Yesterday August 6th marked the anniversary of the terrible decision to drop an atomic bomb on Hiroshima. Several days later on August 9th commemorates the equally tragic dropping of another nuclear device on Nagasaki in 1945. Japan was compelled to sign an unconditional surrender weeks later or face utter destruction.
The regime of Japan with Hideki Tojo as the belligerent leader, prime minister, and general of the Japanese Imperial Army, could be described as brutal. With the unauthorized attack on Manchuria, the Tokyo civilian government was powerless to stop the Army’s adventurism and became hostage to the whims of the Army and Navy.
Germany and Italy took note that the League of Nations could do little to stop a powerful incursion of Japan into China.
Meanwhile after the Japanese capture Shanghai, there was a brutal march to Nanking the capital of the Republic of China where the infamous “rape of Nanking” took place while involving the murder of hundreds of thousands of civilians.
During one unabated thirst for killing, two Japanese officers held a contest about who could slay 100 people the fastest with swords. An article was published in the “Tokyo Nichi Nichi Shimbun” reading “Incredible Record in the contest to cut down 100 people—Lt. Mukai, 106—105 Lt. Noda, both lieutenants go into extra innings”.

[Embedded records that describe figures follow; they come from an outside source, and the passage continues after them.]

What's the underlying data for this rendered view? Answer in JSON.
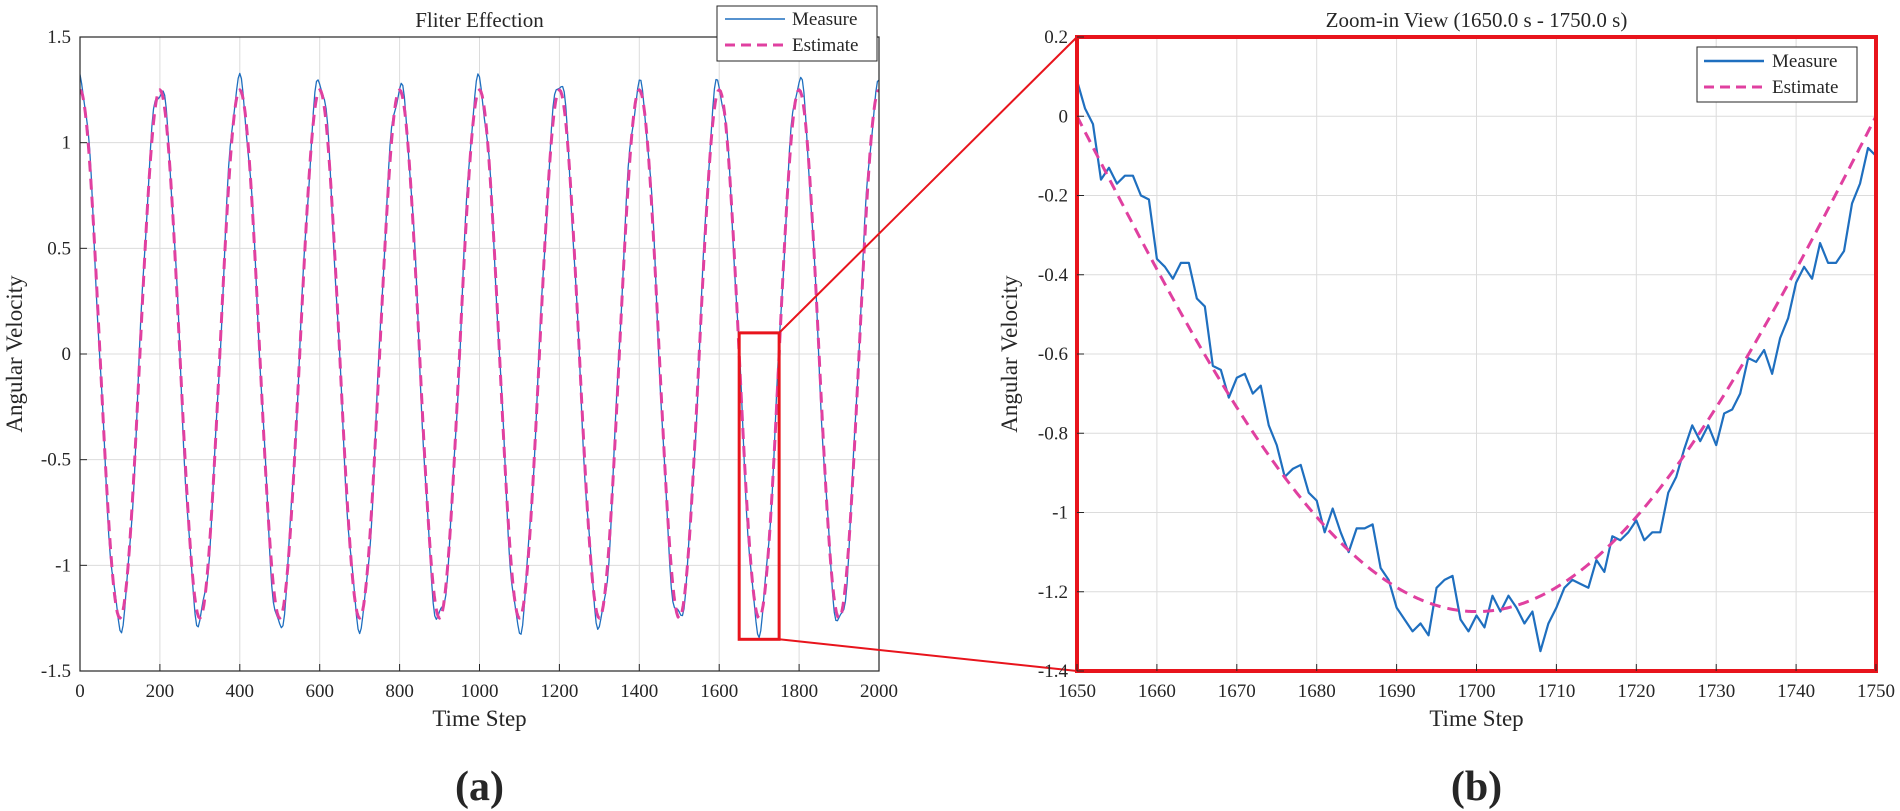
{
  "chart_data": [
    {
      "id": "a",
      "type": "line",
      "title": "Fliter Effection",
      "xlabel": "Time Step",
      "ylabel": "Angular Velocity",
      "panel_label": "(a)",
      "xlim": [
        0,
        2000
      ],
      "ylim": [
        -1.5,
        1.5
      ],
      "xticks": [
        0,
        200,
        400,
        600,
        800,
        1000,
        1200,
        1400,
        1600,
        1800,
        2000
      ],
      "xtick_labels": [
        "0",
        "200",
        "400",
        "600",
        "800",
        "1000",
        "1200",
        "1400",
        "1600",
        "1800",
        "2000"
      ],
      "yticks": [
        -1.5,
        -1,
        -0.5,
        0,
        0.5,
        1,
        1.5
      ],
      "ytick_labels": [
        "-1.5",
        "-1",
        "-0.5",
        "0",
        "0.5",
        "1",
        "1.5"
      ],
      "grid": true,
      "legend": {
        "position": "top-right",
        "entries": [
          "Measure",
          "Estimate"
        ]
      },
      "series": [
        {
          "name": "Measure",
          "color": "#1f6fbf",
          "style": "solid",
          "model": "1.25*cos(2*pi*t/200)",
          "noise_amplitude": 0.07
        },
        {
          "name": "Estimate",
          "color": "#e040a0",
          "style": "dashed",
          "model": "1.25*cos(2*pi*t/200)"
        }
      ],
      "zoom_box": {
        "x": [
          1650,
          1750
        ],
        "y": [
          -1.35,
          0.1
        ]
      }
    },
    {
      "id": "b",
      "type": "line",
      "title": "Zoom-in View (1650.0 s - 1750.0 s)",
      "xlabel": "Time Step",
      "ylabel": "Angular Velocity",
      "panel_label": "(b)",
      "xlim": [
        1650,
        1750
      ],
      "ylim": [
        -1.4,
        0.2
      ],
      "xticks": [
        1650,
        1660,
        1670,
        1680,
        1690,
        1700,
        1710,
        1720,
        1730,
        1740,
        1750
      ],
      "xtick_labels": [
        "1650",
        "1660",
        "1670",
        "1680",
        "1690",
        "1700",
        "1710",
        "1720",
        "1730",
        "1740",
        "1750"
      ],
      "yticks": [
        -1.4,
        -1.2,
        -1,
        -0.8,
        -0.6,
        -0.4,
        -0.2,
        0,
        0.2
      ],
      "ytick_labels": [
        "-1.4",
        "-1.2",
        "-1",
        "-0.8",
        "-0.6",
        "-0.4",
        "-0.2",
        "0",
        "0.2"
      ],
      "grid": true,
      "legend": {
        "position": "top-right",
        "entries": [
          "Measure",
          "Estimate"
        ]
      },
      "series": [
        {
          "name": "Measure",
          "color": "#1f6fbf",
          "style": "solid",
          "x": [
            1650,
            1651,
            1652,
            1653,
            1654,
            1655,
            1656,
            1657,
            1658,
            1659,
            1660,
            1661,
            1662,
            1663,
            1664,
            1665,
            1666,
            1667,
            1668,
            1669,
            1670,
            1671,
            1672,
            1673,
            1674,
            1675,
            1676,
            1677,
            1678,
            1679,
            1680,
            1681,
            1682,
            1683,
            1684,
            1685,
            1686,
            1687,
            1688,
            1689,
            1690,
            1691,
            1692,
            1693,
            1694,
            1695,
            1696,
            1697,
            1698,
            1699,
            1700,
            1701,
            1702,
            1703,
            1704,
            1705,
            1706,
            1707,
            1708,
            1709,
            1710,
            1711,
            1712,
            1713,
            1714,
            1715,
            1716,
            1717,
            1718,
            1719,
            1720,
            1721,
            1722,
            1723,
            1724,
            1725,
            1726,
            1727,
            1728,
            1729,
            1730,
            1731,
            1732,
            1733,
            1734,
            1735,
            1736,
            1737,
            1738,
            1739,
            1740,
            1741,
            1742,
            1743,
            1744,
            1745,
            1746,
            1747,
            1748,
            1749,
            1750
          ],
          "y": [
            0.09,
            0.02,
            -0.02,
            -0.16,
            -0.13,
            -0.17,
            -0.15,
            -0.15,
            -0.2,
            -0.21,
            -0.36,
            -0.38,
            -0.41,
            -0.37,
            -0.37,
            -0.46,
            -0.48,
            -0.63,
            -0.64,
            -0.71,
            -0.66,
            -0.65,
            -0.7,
            -0.68,
            -0.78,
            -0.83,
            -0.91,
            -0.89,
            -0.88,
            -0.95,
            -0.97,
            -1.05,
            -0.99,
            -1.05,
            -1.1,
            -1.04,
            -1.04,
            -1.03,
            -1.14,
            -1.17,
            -1.24,
            -1.27,
            -1.3,
            -1.28,
            -1.31,
            -1.19,
            -1.17,
            -1.16,
            -1.27,
            -1.3,
            -1.26,
            -1.29,
            -1.21,
            -1.25,
            -1.21,
            -1.24,
            -1.28,
            -1.25,
            -1.35,
            -1.28,
            -1.24,
            -1.19,
            -1.17,
            -1.18,
            -1.19,
            -1.12,
            -1.15,
            -1.06,
            -1.07,
            -1.05,
            -1.02,
            -1.07,
            -1.05,
            -1.05,
            -0.95,
            -0.91,
            -0.84,
            -0.78,
            -0.82,
            -0.78,
            -0.83,
            -0.75,
            -0.74,
            -0.7,
            -0.61,
            -0.62,
            -0.59,
            -0.65,
            -0.56,
            -0.51,
            -0.42,
            -0.38,
            -0.41,
            -0.32,
            -0.37,
            -0.37,
            -0.34,
            -0.22,
            -0.17,
            -0.08,
            -0.1
          ]
        },
        {
          "name": "Estimate",
          "color": "#e040a0",
          "style": "dashed",
          "model": "1.25*cos(2*pi*t/200)"
        }
      ]
    }
  ],
  "colors": {
    "zoom_frame": "#e8141c",
    "grid": "#dcdcdc",
    "axis": "#262626"
  }
}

There were ongoing war crimes being committed in a variety of areas as the Bataan Death March where Filipino and American prisoners were brutalized and murdered. The Japanese culture had the attitude that anyone that surrendered had no honor and could be treated ruthlessly since those that surrendered were “subhuman and animals”.
This is the mindset American had to deal with during the time of World War 2. There was a culture of absolute disregard to the lives of anyone not being Japanese. Attempting to transfer a humanitarian concept to an enemy that absolutely despised their adversaries was something that did not work.
The fanatical mindset of many Japanese would drive many to die rather than accept surrender. During the closing periods of World War 2 with Japan going on the defensive, a form a fighter known as “kamikaze”, translated as divine wind, was something totally foreign to the concepts of American values. http://en.wikipedia.org/wiki/Kamikaze
The huge error historians and revisionist make is projecting their own value system over to another culture that has a totally different paradigm. As with dealing with radical Islam today, the mindset of the Japanese military was far different than that of the American soldier, and the culture created by Tojo in Japan would have never submitted or surrendered under normal circumstances.
Proof of that was the additional ferocity the Japanese soldiers fought as the Pacific campaign drew ever closer to the Japanese mainland. America was facing an enemy that would have gladly taken as many soldiers as possible along with them.
Estimates about American casualties from an invasion of the Japanese mainland varied to as high as one million.
Bombing Japanese cities would have devastated the infrastructure even worse. There was no such thing as minimizing civilian casualties if it meant more casualties of your own. Civilian casualties were an expectation as demonstrated time again with the bombing of Tokyo and the bombing campaign in Europe. The military did not put themselves at more unnecessary risk simply because the enemy’s civilians were located near military targets.
Consequently Japan faced millions of additional deaths and unprecedented destruction should a conventional military campaign had been waged against Japan. A conventional war would have given Japan additional time to develop its own nuclear weapon, something revisionists and critics of the United States dropping atomic bombs on Hiroshima and Nagasaki also failed to consider.
When one considers how swiftly the Japanese decided to unconditionally surrender after the dropping of the two atomic bombs, it became a merciful end to war in all likelihood would have dragged on for years. You can bet these same critics would then be speculating the wisdom of going a different route instead of waging a conventional war that would have created a million more American casualties. You never make a correct decision with an arm chair quarterback.
Fighting a war theoretically after the fact is always more effective.